Lost Highway




Après son envolée dans les contrées de Twin Peaks, David Lynch nous revient avec une histoire schizophrénique matinée de film noir. Jouant encore une fois sur la réalité et sur la perception que l’on en a, travaillant sur ses personnages et les doubles qu’ils traînent derrière eux, le filmeur-mateur pousse le spectateur à se retrancher aux confins de sa conscience. Si ses films précédents ont exploré des réalités obscures se cachant derrière un vernis trop coloré pour être honnête, Blue Velvet et Twin Peaks en tête, l’autoroute perdue de Lynch ne cache rien de sa noirceur et embraye à tombaux ouverts sur toutes les ramifications de la folie.

Fred Madison est un saxophoniste de jazz marié à la magnifique Renée. Ils reçoivent chez eux des vidéos les montrant dans leur intimité. Perdant peu à peu pied face à une menace potentielle, sombrant dans une paranoïa le convaincant que sa femme le trompe, Fred se réveille un matin avec le cadavre de Renée à ses côtés. S’appuyant sur le dédoublement de la personnalité et sur le sentiment de culpabilité, Lynch aborde de front le thème de la métamorphose, autant physique que mentale. De prime abord le film suit une narration somme toute classique. Un couple apparemment normal, une belle maison sur les collines de Californie, un meurtre, une enquête, et le suspect idéal qui n’est autre que le mari. Rien d’incroyable donc, si ce n’est l’ambiance lente et angoissante au sein de la villa et l’impression d’un débordement furieux dans la tête dudit mari.

Pour Lynch, le film « parle d’un couple qui a le pressentiment que quelque part, à la frontière de l’état conscient - ou de l’autre côté de cette frontière - se cache un énorme problème ». Mais ils ne parviennent pas à le convoquer dans le monde réel et à l’assumer. Alors ce mauvais pressentiment reste là, en suspens. Ca tourne au cauchemar. Et ce cauchemar prend forme au moment de l’emprisonnement de Fred. Lynch va transformer la cellule de ce dernier en un purgatoire, lieu transitoire propice à la rédemption et à la transformation totale du protagoniste.

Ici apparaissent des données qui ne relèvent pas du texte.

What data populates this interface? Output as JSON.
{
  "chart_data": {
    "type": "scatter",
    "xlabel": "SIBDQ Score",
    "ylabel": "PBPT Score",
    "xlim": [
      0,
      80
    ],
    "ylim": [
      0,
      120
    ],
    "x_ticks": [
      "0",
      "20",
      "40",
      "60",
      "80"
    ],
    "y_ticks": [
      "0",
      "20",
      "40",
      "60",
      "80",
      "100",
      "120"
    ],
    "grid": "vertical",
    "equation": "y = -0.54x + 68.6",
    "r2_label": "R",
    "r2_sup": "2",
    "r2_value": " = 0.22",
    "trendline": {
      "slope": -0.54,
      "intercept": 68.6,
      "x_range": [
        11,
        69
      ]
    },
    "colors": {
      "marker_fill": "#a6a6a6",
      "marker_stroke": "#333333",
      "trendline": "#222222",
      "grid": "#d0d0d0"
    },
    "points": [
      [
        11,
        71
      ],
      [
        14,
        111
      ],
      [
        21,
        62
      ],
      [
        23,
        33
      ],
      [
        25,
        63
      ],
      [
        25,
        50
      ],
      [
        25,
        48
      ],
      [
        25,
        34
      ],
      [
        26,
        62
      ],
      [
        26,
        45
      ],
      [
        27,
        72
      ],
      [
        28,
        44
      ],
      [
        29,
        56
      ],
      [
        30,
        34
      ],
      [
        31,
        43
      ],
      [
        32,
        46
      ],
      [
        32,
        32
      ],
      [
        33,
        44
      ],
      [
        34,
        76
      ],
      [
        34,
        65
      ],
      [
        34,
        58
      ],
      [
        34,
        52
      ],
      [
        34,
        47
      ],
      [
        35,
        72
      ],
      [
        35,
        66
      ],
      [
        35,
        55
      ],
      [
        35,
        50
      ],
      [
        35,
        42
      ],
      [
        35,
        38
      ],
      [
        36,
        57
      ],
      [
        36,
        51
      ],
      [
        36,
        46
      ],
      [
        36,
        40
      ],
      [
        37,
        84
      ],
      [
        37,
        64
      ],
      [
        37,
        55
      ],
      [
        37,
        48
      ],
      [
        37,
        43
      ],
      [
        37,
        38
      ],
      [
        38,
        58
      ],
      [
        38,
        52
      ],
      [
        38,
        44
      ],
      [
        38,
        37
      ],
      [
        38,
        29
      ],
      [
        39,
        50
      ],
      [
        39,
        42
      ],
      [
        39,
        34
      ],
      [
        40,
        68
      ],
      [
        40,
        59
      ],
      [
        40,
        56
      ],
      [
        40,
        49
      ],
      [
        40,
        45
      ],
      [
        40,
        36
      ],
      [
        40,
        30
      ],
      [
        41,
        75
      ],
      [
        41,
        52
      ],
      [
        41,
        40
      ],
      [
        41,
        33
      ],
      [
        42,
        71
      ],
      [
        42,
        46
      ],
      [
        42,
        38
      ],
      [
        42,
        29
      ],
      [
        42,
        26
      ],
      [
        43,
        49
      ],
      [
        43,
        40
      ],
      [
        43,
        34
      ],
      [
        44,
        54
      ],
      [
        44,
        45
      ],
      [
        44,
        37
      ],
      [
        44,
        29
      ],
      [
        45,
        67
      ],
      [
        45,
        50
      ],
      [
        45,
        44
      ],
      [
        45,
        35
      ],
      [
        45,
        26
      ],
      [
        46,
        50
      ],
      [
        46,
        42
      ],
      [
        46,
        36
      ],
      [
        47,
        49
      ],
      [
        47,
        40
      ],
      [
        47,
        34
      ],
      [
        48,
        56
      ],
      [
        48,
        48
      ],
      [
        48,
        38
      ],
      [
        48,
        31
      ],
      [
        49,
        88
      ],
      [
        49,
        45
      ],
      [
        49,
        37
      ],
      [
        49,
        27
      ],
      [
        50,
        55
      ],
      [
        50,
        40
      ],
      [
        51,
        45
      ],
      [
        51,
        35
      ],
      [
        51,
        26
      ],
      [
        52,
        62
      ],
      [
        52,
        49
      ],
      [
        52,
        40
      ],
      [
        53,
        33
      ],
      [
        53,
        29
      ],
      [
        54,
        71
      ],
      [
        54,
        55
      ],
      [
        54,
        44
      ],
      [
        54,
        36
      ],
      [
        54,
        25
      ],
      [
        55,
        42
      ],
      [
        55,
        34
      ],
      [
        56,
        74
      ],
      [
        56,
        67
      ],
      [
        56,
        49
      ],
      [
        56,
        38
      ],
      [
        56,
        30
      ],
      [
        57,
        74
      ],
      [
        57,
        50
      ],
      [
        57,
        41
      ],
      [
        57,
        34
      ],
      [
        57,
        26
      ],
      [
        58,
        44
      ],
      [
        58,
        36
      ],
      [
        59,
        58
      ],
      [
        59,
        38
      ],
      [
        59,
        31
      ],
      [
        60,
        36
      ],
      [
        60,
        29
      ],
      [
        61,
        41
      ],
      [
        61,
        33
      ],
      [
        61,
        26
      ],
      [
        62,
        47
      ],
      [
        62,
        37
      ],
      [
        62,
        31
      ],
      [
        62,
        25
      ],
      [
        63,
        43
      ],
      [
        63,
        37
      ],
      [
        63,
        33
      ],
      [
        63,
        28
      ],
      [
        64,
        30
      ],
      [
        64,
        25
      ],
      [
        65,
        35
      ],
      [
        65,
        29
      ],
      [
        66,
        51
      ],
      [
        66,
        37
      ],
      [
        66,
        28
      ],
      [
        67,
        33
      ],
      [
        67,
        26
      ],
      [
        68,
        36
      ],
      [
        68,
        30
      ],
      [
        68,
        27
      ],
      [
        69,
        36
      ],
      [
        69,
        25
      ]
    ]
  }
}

Le spectateur entre alors sans explications dans la vie de Pete Dayton. Autre personnage, nouvelle histoire, transposition de Fred en Pete ? Nous n’en saurons rien. « Il ne s’agit pas de créer de la confusion, il s’agit de ressentir le mystère », pour ainsi passer dans un autre monde au rythme frénétique concordant avec la folie galopante du héros.

Cette deuxième partie est introduite par un plan de Pete allongé sur un transat faisant directement référence au début de Blue Velvet. Et on glissera tout aussi facilement dans un univers décalé et mortifère. Les couleurs chatoyantes de la maison du couple vont laisser place aux tons ténébreux des bâtisses des producteurs pornographiques, les rythmes jazzy vont s’effacer au profit des sonorités industrielles de Rammstein et de Trent Reznor. Lynch ouvre alors sa boite de Pandore avec l’apparition de l’Homme Mystère, le personnage le plus énigmatique, traversant la frontière entre les vies de Pete et de Fred. Homme venu d’ailleurs, incarnation de l’abstraction, matérialisation de la folie, il devient le point angulaire de ce road movie mental, symbole par excellence de la définition du mystère selon Lynch. « Pour moi, un mystère est comme un aimant. Dès qu’une chose est inconnue elle attire. »

Lynch a d’ailleurs entamé sa traversée du mystère depuis Twin Peaks qui regorge de personnages étranges et quasi fantomatiques. Mais si la série revêt une tonalité presque naturaliste au rythme faussement apaisant et lancinant, Lost Highway frappe par sa brutalité et son absence de rationalité. Lynch ne cherche pas à nous guider. Au contraire, il souhaite nous emmener avec lui sur les chemins d’une inquiétante étrangeté. Plus on s’enfonce dans le film et plus les personnages naviguent au bord d’un équilibre perdu d’avance. En cela, Fred/Pete est le pendant cinématographique de Raskolnikov et de Goliadkine, héros dostoïevskiens en proie à la culpabilité et à la paranoïa. Si Pete fait son apparition, c’est peut être parce que Fred n’assume pas ses actes. Mais sa culpabilité et sa paranoïa sont telles que même sa projection fantasmatique ne tient pas la route et part à la dérive. Mais ceci n’est qu’une interprétation parmi d’autre.

Lost Highway est une histoire de déroute. Mais sur ce chemin, il y a ni fossés ni barrières. Seulement une ligne à suivre… à travers la nuit.